As AI is adopted across industries, human work is evolving. For poorer countries, this is creating a new race to the bottom where machines are cheaper than humans and cheap labor that was once offshored to their lands is now offshored to rich countries. Those most affected are those with lower education levels and fewer skills, whose jobs can be more easily automated. In short, a large part of the population in low- and middle-income countries could be affected, with serious consequences for the lives of millions and threatening the ability of poorer countries to prosper.
Generative AI technologies threaten the rising middle class in developing contexts.

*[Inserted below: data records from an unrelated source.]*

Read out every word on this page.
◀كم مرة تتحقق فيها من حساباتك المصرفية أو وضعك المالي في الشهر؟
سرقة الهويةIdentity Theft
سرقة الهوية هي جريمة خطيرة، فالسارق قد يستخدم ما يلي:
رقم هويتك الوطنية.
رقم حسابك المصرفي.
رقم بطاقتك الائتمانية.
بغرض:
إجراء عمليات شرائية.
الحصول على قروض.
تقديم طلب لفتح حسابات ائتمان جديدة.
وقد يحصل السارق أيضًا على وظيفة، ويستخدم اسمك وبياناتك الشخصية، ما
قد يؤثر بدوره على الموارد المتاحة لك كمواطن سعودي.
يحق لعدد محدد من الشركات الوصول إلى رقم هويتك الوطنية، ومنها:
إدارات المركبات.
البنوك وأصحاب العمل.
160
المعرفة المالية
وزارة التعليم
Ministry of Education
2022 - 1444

A recent report from World Bank estimates that up to 5% of jobs are at risk of being fully automated by generative AI in Latin America and the Caribbean and that women are most likely to be affected. In countries where creating formal jobs and economies is a major development priority, AI is expected to push millions of people into insecure temporary, on-demand or contract employment.
In fact, on-demand economies are growing rapidly. Currently, research estimates that the gig economy’s global market share is $500 billion, but is expected to grow to almost $500 billion. 2 trillion by 2032. Several million gig workers (around 30 to 40 million) come from all over the South. Workers in platform economies, like delivery drivers, often hold multiple jobs in order to earn just enough to survive and certainly not enough to escape a life of poverty. Globally, platform and gig workers have limited labor rights, Global Responsible AI Index finding that only seven countries in the world have enforceable laws protecting these workers.

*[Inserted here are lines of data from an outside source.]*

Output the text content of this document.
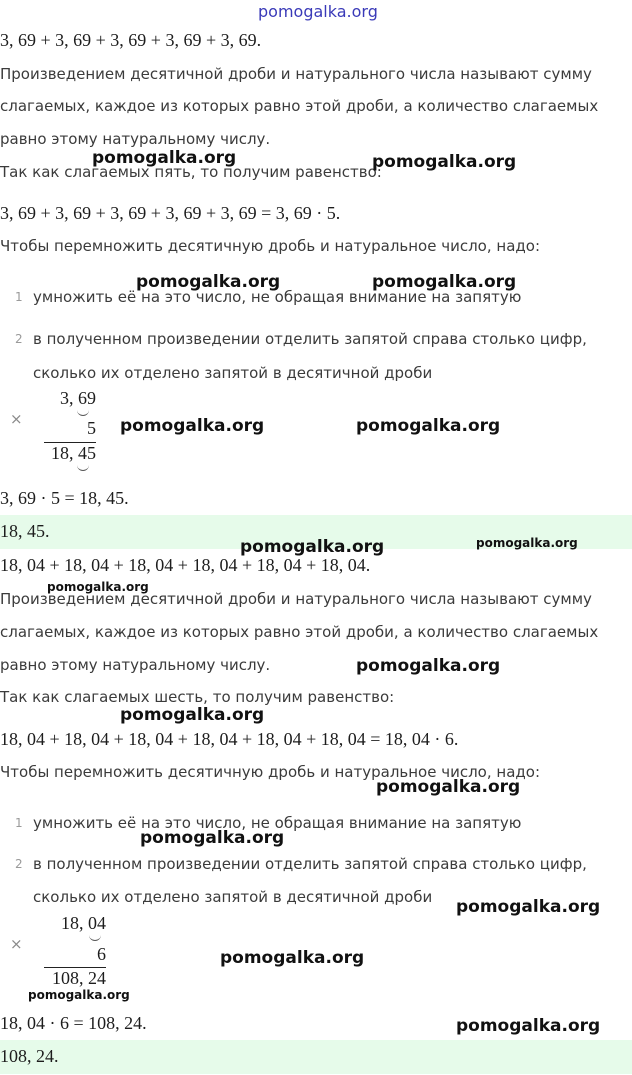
pomogalka.org
3, 69 + 3, 69 + 3, 69 + 3, 69 + 3, 69.
Произведением десятичной дроби и натурального числа называют сумму
слагаемых, каждое из которых равно этой дроби, а количество слагаемых
равно этому натуральному числу.
Так как слагаемых пять, то получим равенство:
3, 69 + 3, 69 + 3, 69 + 3, 69 + 3, 69 = 3, 69 · 5.
Чтобы перемножить десятичную дробь и натуральное число, надо:
1 умножить её на это число, не обращая внимание на запятую
2 в полученном произведении отделить запятой справа столько цифр,
сколько их отделено запятой в десятичной дроби
×
3, 69
5
18, 45
3, 69 · 5 = 18, 45.
18, 45.
18, 04 + 18, 04 + 18, 04 + 18, 04 + 18, 04 + 18, 04.
Произведением десятичной дроби и натурального числа называют сумму
слагаемых, каждое из которых равно этой дроби, а количество слагаемых
равно этому натуральному числу.
Так как слагаемых шесть, то получим равенство:
18, 04 + 18, 04 + 18, 04 + 18, 04 + 18, 04 + 18, 04 = 18, 04 · 6.
Чтобы перемножить десятичную дробь и натуральное число, надо:
1 умножить её на это число, не обращая внимание на запятую
2 в полученном произведении отделить запятой справа столько цифр,
сколько их отделено запятой в десятичной дроби
×
18, 04
6
108, 24
18, 04 · 6 = 108, 24.
108, 24.
pomogalka.org	pomogalka.org
pomogalka.org	pomogalka.org
pomogalka.org	pomogalka.org
pomogalka.org	pomogalka.org
pomogalka.org
pomogalka.org
pomogalka.org
pomogalka.org
pomogalka.org
pomogalka.org
pomogalka.org
pomogalka.org
pomogalka.org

While AI creates uncertainty for the poor, we are seeing the largest transfer of income to the highest strata of society. Globally, two-thirds of all wealth generated between 2020 and 2022 was amassed by richest 1 percentaccording to Oxfam estimates. And the richest among them is the new class of tech billionaires, with the power, money and influence to create the world they want to live in. Technology companies are some of the largest companies in the world. Apple, which ranks among the world’s five largest companies, has a market capitalization that exceeds the combined total GDP of the African continent.
The wealth of tech companies not only paints a picture of the glaring inequalities at the heart of AI; it also creates a barrier to the production of AI technologies by other actors. Recently, OpenAI CEO Sam Altman embarked on a campaign to increase 7 trillion dollars to power an AI-driven future. That’s the kind of money needed to establish the kind of supercomputing infrastructure needed to create cutting-edge AI models. It’s not a sport that everyone can afford.

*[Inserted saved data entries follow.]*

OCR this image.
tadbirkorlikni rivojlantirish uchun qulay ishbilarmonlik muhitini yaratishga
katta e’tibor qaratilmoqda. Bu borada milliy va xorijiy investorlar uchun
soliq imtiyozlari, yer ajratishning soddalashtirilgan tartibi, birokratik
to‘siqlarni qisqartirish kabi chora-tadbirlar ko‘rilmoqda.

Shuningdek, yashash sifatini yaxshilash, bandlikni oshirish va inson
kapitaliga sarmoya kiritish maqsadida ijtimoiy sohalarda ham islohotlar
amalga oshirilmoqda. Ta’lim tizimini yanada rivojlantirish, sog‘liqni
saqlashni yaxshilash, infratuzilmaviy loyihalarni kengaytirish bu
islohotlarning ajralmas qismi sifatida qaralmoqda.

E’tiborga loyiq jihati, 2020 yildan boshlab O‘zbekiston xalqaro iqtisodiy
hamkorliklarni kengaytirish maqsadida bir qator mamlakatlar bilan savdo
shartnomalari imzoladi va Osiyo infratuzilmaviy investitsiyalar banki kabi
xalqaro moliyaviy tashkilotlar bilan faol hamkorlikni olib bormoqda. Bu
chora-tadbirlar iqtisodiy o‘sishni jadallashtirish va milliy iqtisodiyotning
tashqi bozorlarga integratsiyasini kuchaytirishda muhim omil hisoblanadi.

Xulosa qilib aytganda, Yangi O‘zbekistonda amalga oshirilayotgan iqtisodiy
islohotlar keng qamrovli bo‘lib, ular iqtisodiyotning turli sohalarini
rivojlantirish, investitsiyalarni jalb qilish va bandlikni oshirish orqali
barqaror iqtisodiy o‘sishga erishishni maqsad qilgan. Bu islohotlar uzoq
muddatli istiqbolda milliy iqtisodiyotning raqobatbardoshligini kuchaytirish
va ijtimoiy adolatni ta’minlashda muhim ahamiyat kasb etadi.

Compute, essential for creating AI technologies and applications, is one of the most expensive resources in the world. There is a major global gap in access to computing resources. Collectively, the Global South is home to just over 1 percent of the world’s best computers, and Africa only 0.04 percent. Right now, with the kind of computing capacity available in Africa or South America, it would take hundreds of years to catch up with the progress made with generative AI in the West and developed countries in the East.
The costs for poorer countries to catch up in the AI race are too high. Public spending can be diverted from essential services such as education and health care. While governments in the Global South should be attuned to the AI revolution, policymakers should closely evaluate the effects of AI on their economies.